The Women's Care Center teaches abstinence-only education with several thousand dollars of federal money outside of Title V through weight-training, unmasking sexual con games and literature.
"We are talking about love relationships and what we all desire," said Ms. Newport. "The sex approach is a part of it, but it's about what a love relationship is about. We help people look at what they want for their lives."
Parents often assume that today's teenagers are the same as the teenagers that they grew up with, or that their kids are getting a good education in school and do not need additional information.

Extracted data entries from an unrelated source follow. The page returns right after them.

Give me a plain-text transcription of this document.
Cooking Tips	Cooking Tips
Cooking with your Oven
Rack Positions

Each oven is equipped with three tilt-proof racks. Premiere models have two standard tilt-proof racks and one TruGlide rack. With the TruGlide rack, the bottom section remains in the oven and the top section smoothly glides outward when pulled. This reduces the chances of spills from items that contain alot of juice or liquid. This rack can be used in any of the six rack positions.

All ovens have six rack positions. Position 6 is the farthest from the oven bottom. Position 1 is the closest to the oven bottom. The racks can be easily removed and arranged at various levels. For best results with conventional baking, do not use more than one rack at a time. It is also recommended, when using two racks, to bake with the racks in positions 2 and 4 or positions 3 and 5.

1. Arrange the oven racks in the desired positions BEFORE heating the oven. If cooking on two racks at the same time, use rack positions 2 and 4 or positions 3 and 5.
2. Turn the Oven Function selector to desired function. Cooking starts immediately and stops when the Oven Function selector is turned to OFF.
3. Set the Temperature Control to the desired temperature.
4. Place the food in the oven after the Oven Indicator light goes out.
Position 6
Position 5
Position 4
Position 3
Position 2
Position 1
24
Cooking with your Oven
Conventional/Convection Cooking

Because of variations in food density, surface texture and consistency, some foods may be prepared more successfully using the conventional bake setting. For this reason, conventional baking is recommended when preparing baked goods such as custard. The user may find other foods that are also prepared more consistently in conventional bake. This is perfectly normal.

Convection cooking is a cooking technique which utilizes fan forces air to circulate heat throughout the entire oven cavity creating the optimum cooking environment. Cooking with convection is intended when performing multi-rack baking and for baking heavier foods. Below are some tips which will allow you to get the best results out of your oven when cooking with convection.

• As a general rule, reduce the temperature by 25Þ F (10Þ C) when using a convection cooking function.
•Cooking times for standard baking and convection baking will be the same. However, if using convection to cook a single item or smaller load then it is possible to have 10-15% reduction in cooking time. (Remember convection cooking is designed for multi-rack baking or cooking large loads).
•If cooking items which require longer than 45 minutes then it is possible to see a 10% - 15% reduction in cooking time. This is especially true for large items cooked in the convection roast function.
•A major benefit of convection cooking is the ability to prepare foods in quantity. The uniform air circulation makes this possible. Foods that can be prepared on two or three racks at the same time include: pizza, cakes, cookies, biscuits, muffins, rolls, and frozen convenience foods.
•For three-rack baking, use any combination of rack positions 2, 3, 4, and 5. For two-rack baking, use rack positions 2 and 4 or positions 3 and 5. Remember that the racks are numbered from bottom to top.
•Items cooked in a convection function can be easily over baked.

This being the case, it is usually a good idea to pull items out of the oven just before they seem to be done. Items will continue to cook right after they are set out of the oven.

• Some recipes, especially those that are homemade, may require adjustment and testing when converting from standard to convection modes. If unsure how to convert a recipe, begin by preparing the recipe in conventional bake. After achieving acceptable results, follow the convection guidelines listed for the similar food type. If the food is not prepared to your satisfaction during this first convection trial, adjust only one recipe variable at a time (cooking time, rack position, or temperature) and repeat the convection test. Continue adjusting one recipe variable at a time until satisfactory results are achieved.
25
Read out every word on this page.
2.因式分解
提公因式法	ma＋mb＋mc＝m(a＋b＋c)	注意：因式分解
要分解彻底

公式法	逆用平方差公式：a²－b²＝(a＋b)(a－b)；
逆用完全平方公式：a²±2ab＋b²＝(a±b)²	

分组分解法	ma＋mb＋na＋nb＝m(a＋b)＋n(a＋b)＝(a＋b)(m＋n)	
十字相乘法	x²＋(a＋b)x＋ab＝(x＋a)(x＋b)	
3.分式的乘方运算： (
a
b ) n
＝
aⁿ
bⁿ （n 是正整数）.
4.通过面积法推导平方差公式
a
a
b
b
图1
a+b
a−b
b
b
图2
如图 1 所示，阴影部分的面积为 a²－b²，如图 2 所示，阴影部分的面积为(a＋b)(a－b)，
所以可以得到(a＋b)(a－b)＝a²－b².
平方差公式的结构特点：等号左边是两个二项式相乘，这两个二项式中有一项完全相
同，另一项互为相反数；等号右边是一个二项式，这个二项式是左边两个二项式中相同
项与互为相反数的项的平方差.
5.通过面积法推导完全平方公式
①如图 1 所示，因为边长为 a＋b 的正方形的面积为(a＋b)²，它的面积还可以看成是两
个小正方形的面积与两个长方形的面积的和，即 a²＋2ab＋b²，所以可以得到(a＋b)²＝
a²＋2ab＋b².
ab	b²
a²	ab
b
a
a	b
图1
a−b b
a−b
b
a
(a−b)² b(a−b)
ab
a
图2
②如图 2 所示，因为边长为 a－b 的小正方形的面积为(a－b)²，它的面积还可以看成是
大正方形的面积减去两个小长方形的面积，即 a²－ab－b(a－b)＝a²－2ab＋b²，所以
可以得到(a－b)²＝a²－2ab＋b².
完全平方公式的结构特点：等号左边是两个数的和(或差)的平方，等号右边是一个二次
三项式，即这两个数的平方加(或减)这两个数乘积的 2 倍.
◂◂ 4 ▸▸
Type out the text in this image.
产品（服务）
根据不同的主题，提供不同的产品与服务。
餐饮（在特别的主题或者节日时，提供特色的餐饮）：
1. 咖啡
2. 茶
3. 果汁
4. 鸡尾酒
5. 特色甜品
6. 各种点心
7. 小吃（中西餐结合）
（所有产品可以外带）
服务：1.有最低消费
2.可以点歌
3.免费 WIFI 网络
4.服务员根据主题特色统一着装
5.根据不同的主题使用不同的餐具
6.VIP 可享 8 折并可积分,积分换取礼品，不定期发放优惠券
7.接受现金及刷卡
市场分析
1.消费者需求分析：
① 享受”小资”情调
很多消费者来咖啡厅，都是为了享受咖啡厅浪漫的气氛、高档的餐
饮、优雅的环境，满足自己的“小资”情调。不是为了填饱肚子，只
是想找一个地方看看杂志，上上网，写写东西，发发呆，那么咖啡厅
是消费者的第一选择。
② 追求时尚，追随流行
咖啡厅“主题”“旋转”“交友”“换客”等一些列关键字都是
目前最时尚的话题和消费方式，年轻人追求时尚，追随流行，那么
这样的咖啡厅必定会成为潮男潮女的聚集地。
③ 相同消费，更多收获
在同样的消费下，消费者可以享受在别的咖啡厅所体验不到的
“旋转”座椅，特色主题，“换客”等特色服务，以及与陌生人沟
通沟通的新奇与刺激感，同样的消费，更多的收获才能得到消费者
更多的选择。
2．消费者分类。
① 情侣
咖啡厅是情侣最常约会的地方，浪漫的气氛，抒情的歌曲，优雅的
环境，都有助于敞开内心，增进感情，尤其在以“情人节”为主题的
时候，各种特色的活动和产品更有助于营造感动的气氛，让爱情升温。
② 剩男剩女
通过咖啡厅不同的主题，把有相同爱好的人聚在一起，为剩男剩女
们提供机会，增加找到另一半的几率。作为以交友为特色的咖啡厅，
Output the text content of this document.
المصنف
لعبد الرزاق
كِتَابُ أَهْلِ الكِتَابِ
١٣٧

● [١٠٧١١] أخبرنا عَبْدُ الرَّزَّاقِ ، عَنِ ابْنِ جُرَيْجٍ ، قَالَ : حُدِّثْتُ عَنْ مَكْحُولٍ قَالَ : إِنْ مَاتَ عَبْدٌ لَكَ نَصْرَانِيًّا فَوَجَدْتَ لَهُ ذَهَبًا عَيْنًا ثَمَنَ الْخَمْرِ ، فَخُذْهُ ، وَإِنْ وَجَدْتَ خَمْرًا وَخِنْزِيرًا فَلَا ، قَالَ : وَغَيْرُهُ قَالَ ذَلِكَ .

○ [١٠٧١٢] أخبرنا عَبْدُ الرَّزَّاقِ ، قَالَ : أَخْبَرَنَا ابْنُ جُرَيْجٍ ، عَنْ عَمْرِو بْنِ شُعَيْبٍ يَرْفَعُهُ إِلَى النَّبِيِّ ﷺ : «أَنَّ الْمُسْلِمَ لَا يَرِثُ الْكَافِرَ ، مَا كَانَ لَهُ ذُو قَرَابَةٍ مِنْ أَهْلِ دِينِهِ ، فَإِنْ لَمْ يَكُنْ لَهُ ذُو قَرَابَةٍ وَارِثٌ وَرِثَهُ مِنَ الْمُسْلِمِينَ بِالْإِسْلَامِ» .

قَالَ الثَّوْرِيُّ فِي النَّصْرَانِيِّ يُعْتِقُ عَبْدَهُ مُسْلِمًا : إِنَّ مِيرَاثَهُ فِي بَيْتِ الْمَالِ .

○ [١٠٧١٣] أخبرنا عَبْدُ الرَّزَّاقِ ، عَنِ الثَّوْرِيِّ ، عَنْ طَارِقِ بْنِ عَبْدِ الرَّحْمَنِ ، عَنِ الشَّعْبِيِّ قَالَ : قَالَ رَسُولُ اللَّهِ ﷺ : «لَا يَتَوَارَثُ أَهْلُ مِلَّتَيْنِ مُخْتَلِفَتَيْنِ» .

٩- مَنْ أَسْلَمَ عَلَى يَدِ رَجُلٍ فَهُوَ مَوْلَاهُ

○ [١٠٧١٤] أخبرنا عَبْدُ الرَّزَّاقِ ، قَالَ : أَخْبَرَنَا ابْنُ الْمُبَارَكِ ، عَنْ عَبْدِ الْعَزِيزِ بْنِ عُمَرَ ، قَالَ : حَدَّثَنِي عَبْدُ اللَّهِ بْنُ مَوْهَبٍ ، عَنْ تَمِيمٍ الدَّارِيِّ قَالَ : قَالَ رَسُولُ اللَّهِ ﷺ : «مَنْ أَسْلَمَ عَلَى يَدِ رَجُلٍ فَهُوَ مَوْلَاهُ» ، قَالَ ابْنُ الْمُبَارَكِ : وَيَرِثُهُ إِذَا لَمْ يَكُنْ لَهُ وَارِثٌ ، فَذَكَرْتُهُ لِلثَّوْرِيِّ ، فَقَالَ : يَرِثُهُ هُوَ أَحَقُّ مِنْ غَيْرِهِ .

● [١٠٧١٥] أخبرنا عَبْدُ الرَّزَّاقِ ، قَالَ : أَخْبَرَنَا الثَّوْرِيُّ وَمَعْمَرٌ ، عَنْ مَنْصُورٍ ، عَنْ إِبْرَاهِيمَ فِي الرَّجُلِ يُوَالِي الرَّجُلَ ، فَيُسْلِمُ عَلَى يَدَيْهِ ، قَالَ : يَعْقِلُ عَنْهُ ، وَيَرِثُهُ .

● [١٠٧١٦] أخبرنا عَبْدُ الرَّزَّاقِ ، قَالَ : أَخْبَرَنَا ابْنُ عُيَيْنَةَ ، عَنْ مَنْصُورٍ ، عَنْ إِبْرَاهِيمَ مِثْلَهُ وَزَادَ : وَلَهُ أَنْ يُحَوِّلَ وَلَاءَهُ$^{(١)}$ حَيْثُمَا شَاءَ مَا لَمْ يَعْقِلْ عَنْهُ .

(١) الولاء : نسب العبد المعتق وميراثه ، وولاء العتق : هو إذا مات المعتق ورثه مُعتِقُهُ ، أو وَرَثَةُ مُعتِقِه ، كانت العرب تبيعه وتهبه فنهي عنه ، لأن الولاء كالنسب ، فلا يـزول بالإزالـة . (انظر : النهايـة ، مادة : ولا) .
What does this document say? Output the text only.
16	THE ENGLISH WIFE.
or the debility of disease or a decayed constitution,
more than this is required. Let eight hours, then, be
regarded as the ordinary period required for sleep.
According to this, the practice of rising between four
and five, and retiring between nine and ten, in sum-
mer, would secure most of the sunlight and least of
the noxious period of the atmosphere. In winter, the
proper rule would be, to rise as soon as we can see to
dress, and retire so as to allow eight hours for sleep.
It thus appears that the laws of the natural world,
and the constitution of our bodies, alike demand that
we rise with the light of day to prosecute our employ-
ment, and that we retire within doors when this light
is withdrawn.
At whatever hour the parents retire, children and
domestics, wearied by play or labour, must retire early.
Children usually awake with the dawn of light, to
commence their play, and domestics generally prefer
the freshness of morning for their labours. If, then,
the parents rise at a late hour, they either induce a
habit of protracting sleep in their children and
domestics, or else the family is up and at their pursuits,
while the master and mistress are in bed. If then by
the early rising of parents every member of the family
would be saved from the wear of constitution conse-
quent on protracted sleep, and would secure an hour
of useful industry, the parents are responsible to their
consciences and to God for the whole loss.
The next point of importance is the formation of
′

Some believe parents should take the initiative. "They are the best educators, but often they don't realize how much influence they have over their children. They need to stop thinking that the kids are going to go out and do it anyway," said Keri Mouir, executive director of Choices Pregnancy Center in Coraopolis, which provides counseling and education in pregnancy, sex education, STDs and other health issues. "I ask where kids get their information and who they want to get it from, and they overwhelmingly say from parents."
Although funding is often limited, Pennsylvania has a large network of teen pregnancy prevention programs in abstinence-only and comprehensive sexual education.
Pennsylvania Coalition to Prevent Teen Pregnancy, for example, has started a teacher-training program called the Pennsylvania Learning Academy for Sex Education, said Mr. Fay. "Teachers can get Penn State credits. We'll have one-day classes on how to teach sex ed. These programs have become an institution and get refunded."
The Choices Pregnancy Center, which has used no federal funding, teaches comprehensive sexual education with pre- and post- questionnaires that show overwhelmingly positive results, Ms. Mouir said. The Center looks at the emotional and physical consequences for teenagers who raise kids outside of marriage. The results show that students do gain knowledge, and that students often have misconceptions such as the belief that condoms work 100 percent of the time.
Mr. Fay believes that money is spent better without Title V. "If you're a taxpayer, you realize this is a major waste of taxpayer money."